Une façon de lutter contre la désinformation est d’être sérieux. La crédibilité est tout ce qui compte. Dans le monde de la communication, ce qui génère des influences, c’est la vérité, les faits concrets, ce qui est réel.
Penser globalement et agir localement : ce qui ne change pas, c’est l’humanité, c’est l’histoire réelle ce qui nous relie et nous identifie à l’autre. Quand on est clair sur ce qu’on va écrire, ce qu’on veut dire, on identifie les publics, parce qu’à partir du moment où il y a de l’information qui peut être transmise, il est plus facile de se connecter avec les problèmes réels.
Pour changer le monde, nous devons être forts ; nous devons créer des objectifs communs pour transmettre la même vague de communication dans différents pays.
L’écriture n’est pas pour soi, l’on doit penser à ceux qui liront ce que l’on écrit, c’est pour eux.
La multiplication des relations a un impact. Pressenza a un tissage de relations dont il faut tenir compte car c’est ce qui permet à l’agence de se nourrir, c’est ce qui fait sa force. Ce n’est pas un média commercial, il peut être amélioré parce que nous ne participons pas au capitalisme.

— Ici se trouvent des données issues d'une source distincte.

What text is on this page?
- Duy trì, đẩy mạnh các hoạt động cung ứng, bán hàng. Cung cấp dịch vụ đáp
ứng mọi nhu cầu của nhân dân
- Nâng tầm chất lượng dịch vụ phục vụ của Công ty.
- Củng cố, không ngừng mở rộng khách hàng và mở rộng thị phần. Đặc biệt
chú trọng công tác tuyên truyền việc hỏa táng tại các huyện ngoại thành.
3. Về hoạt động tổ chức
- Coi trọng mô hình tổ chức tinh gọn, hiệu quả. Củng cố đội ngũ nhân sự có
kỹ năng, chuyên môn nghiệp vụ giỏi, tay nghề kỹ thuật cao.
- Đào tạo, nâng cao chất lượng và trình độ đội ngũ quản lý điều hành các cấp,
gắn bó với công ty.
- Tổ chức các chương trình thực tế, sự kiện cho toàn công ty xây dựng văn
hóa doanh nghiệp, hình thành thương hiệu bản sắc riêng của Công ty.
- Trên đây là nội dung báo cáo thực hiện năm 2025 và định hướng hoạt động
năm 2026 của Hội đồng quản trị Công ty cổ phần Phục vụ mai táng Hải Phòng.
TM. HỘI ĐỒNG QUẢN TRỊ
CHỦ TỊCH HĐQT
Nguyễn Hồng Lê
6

Pourquoi faisons-nous ce que nous faisons ? Nous ne sommes pas d’accord avec les médias de masse. Il s’agit d’avancer main dans la main avec l’humanisme. Nous faisons beaucoup plus de choses que ce que chacun faisait ou savait, nous avons appris. Nous avons des applications dans différentes langues ; nous participons à des programmes de télévision sur Internet, des programmes radio, nous sommes présents sur Facebook. Pressenza a produit une série de documentaires et nous sommes prêts à en faire plus. La presse nonviolente doit former les jeunes et les journalistes. On peut approfondir les alliances qui existent, c’est là qu’il y a une grande richesse. Nous avons la possibilité de créer un département graphique, cela nous l’a été proposé ces jours. Nous pouvons continuer à développer ce que nous faisons, beaucoup de choses, toujours dans le but de confronter les récits, de communiquer notre regard, de faire du journalisme avec un accent sur la paix et la nonviolence.